Il nous reste encore à découvrir une petite zone pédestre, nommée Jardin de los Canguros et aménagée à côté de l'aire de pique-nique. Des chèvres naines y évoluent en toute liberté tandis que des wallabies de Bennett, deux bassets, deux bouledogues, un jeune watussi et un jeune éland élevés à la main vivent dans quelques petits enclos. Des volières sont parsemées entre les arbres et sont le lieu de présentation de deux couples de calaos trompettes, de quelques aras, de tortues terrestres… et de deux jeunes lions, sûrement élevés à la main. Une grande volière est occupée par divers oiseaux, dont des ibis et des paons bleus, mais aussi par des maras. Nous tombons aussi sur un petit bassin où est apposé un panneau informatif sur les alligators mais où évoluent des cygnes, les deux alligators se trouvant un peu plus loin dans un terrarium. Nous jetons encore un œil rapide sur les logements des rapaces, qui se trouvent un peu à l'écart.

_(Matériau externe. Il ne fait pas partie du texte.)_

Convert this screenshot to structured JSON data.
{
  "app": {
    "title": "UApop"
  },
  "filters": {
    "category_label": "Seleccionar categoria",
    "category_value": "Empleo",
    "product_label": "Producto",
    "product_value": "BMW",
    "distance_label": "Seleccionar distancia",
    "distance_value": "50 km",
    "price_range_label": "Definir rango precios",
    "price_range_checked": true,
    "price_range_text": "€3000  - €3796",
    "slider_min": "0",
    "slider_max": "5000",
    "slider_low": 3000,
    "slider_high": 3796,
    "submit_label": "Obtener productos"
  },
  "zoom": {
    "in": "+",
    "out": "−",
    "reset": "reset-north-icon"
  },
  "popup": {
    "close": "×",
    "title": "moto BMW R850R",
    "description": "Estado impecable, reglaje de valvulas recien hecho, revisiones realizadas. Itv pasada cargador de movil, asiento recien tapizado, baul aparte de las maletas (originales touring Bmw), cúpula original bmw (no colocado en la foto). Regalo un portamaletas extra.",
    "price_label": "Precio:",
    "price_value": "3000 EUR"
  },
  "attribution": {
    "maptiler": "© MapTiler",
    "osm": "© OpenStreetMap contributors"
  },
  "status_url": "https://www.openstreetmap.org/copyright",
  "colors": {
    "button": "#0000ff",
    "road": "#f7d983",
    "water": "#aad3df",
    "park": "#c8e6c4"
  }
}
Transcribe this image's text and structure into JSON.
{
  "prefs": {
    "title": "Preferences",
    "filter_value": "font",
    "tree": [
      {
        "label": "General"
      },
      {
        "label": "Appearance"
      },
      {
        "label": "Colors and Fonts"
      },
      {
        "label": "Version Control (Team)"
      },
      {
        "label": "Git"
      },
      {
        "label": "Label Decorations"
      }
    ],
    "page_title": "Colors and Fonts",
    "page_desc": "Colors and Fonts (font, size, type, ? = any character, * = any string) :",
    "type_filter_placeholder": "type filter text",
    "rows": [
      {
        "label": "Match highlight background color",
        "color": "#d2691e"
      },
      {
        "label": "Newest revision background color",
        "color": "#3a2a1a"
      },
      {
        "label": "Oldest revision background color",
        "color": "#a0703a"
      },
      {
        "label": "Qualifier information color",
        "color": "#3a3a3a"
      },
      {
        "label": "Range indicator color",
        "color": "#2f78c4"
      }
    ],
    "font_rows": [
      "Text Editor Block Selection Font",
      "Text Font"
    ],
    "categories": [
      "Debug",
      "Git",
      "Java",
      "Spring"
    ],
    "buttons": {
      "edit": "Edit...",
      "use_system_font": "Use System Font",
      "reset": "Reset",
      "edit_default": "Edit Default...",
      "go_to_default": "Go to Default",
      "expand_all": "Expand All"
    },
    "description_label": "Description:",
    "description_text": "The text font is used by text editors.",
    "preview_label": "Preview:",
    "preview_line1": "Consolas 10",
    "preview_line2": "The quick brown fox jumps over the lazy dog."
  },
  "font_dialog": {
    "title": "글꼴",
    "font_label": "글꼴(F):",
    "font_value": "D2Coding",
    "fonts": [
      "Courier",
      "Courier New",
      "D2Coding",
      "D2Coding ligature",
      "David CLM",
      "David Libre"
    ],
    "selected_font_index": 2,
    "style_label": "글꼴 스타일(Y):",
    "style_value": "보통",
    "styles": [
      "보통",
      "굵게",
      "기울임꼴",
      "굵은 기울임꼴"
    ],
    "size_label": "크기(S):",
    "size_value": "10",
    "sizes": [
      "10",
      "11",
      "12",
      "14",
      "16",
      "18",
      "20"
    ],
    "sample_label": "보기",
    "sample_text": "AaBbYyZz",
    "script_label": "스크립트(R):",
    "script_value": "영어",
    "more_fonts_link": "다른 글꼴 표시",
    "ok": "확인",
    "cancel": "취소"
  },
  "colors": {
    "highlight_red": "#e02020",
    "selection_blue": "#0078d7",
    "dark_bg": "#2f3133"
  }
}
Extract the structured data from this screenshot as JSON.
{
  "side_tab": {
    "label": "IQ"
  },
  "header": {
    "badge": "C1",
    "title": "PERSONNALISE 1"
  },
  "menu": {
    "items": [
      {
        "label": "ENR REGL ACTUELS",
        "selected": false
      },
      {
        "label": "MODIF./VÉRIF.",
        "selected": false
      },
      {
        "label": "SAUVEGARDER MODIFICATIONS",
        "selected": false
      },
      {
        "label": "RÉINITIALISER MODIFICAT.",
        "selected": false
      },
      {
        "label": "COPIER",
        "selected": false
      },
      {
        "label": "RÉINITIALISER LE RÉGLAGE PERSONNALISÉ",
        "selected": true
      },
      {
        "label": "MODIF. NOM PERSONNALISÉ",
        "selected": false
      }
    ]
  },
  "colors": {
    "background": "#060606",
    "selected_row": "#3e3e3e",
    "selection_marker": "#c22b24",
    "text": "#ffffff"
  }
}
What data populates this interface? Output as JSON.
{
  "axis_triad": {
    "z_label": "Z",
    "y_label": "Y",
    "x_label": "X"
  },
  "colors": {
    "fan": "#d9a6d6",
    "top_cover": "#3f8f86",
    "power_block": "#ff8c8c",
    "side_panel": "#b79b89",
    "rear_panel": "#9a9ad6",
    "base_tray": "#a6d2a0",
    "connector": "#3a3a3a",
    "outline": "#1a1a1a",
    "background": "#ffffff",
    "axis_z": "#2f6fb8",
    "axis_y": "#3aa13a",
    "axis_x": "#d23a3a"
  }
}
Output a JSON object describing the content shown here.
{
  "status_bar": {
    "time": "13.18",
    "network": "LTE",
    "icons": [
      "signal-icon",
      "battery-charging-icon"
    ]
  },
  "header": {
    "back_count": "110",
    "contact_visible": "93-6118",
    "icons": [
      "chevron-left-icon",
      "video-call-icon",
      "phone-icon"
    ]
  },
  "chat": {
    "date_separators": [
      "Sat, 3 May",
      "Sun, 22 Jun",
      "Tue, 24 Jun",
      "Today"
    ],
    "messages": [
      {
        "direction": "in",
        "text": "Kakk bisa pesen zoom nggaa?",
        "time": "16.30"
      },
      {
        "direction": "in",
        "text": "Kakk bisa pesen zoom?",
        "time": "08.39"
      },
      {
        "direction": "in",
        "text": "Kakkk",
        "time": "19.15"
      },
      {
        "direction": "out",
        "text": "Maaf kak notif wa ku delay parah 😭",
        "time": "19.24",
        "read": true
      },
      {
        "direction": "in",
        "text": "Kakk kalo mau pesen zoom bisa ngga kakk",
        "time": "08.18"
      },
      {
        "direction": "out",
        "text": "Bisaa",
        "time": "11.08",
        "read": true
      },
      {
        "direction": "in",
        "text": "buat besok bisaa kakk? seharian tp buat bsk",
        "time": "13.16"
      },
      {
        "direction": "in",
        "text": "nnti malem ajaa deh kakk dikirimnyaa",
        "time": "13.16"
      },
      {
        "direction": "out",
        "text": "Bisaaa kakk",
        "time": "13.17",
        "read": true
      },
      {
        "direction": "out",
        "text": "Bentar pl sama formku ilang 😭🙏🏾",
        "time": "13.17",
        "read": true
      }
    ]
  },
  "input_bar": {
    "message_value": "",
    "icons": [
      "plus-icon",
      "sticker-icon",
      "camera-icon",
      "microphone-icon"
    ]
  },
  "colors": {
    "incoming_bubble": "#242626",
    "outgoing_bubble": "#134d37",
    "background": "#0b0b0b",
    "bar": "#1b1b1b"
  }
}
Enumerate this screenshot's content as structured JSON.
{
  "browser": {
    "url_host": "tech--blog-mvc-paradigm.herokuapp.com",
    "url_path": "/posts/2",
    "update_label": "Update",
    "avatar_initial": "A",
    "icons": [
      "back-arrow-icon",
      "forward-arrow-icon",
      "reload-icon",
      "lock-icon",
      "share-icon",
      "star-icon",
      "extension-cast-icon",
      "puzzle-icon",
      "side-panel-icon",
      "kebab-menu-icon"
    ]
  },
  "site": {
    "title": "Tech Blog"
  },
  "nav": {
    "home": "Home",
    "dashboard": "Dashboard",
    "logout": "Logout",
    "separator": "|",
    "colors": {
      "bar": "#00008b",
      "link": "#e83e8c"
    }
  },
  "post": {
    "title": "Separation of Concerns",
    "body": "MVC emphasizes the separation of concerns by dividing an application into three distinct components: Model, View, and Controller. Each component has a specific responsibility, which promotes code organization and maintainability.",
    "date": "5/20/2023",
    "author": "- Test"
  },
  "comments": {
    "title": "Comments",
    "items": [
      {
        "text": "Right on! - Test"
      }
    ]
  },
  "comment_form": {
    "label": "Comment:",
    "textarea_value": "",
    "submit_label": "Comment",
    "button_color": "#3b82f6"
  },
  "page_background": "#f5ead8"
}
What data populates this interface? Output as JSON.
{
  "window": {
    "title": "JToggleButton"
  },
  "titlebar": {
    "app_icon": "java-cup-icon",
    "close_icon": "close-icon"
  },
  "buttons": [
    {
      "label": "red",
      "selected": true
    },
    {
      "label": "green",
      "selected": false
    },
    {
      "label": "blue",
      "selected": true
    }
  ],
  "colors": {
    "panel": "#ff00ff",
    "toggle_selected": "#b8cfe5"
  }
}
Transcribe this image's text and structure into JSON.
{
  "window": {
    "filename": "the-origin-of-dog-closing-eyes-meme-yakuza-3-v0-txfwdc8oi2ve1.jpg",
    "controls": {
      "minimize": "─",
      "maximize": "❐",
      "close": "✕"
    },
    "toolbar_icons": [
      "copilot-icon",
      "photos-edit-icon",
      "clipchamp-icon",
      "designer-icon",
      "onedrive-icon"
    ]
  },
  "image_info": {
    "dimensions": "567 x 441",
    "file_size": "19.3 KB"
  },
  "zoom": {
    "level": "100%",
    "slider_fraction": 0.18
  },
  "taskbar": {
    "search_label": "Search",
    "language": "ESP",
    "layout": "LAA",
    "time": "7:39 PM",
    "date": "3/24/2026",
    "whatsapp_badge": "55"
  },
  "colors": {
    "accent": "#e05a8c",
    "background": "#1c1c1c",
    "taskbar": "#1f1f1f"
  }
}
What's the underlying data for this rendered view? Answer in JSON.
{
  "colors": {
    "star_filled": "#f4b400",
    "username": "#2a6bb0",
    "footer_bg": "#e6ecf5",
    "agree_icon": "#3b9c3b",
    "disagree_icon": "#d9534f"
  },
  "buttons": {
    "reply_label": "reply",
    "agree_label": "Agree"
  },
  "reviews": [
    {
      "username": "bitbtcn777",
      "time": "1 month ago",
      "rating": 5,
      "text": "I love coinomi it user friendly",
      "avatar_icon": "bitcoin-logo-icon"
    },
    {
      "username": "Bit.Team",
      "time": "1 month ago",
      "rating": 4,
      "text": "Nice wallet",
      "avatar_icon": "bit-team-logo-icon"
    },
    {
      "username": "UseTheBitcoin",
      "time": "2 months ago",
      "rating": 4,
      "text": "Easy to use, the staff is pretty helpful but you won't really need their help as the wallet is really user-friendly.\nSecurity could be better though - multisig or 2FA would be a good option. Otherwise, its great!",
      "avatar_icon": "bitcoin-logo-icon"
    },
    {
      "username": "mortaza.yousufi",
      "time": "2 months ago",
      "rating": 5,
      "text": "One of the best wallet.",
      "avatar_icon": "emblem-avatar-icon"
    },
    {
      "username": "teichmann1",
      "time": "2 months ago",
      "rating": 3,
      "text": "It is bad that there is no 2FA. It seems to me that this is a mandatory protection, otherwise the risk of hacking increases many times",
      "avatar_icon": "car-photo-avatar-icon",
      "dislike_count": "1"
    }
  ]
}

Après une collation en compagnie de Con Mul, qui retourne ensuite s'occuper des éléphants, nous effectuons un second tour, cette fois, avec notre Ibiza de location. Nous assistons au bain des éléphants asiatiques et réalisons que le public espagnol est loin d'être discipliné. De plus, l'écart qui sépare le mur d'enceinte de l'enclos des éléphants est bien trop proche de la maigre barrière du côté des visiteurs, un cocktail bien dangereux à notre goût… Nous retournons ensuite auprès des éléphants africains. Bien que nous soyons un dimanche, et peut-être du fait de la vaste superficie du parc, certains endroits, comme ici, restent calmes et peu fréquentés. A 19h, nous assistons à la rentrée des éléphants dans leur bâtiment, d'ailleurs sans électricité ni chauffage… Nous remercions encore Antonio Ibañez Martinez, directeur du parc, qui est arrivé pour la rentrée des éléphants, et souhaitons à Con Mul un bon transport vers les Pays-Bas.
Du fait de la fatigue accumulée au cours de la journée, nous ne tardons pas à trouver un hôtel à proximité. Nous discutons encore de notre visite du jour, qui fut tout à fait passionnante, et de ce début de Zoo Tour riche en surprises… mais les journées à venir nous en réserveront encore plus que nous l'imaginons ce soir-là…
En conclusion, La Reserva est un immense parc organisé de façon extensif. La collection animale est relativement typique d'un tel établissement se visitant à bord de véhicules. La topographie du terrain et la flore omniprésente offrent un cadre potentiel d'une très grande richesse bien que l'utilisation historique de ces terrains puisse poser problème, comme cela a été évoqué plus haut. La Reserva semble également pouvoir proposer des solutions au problème du surplus d'éléphants mâles en captivité mais un suivi plus régulier serait à étudier.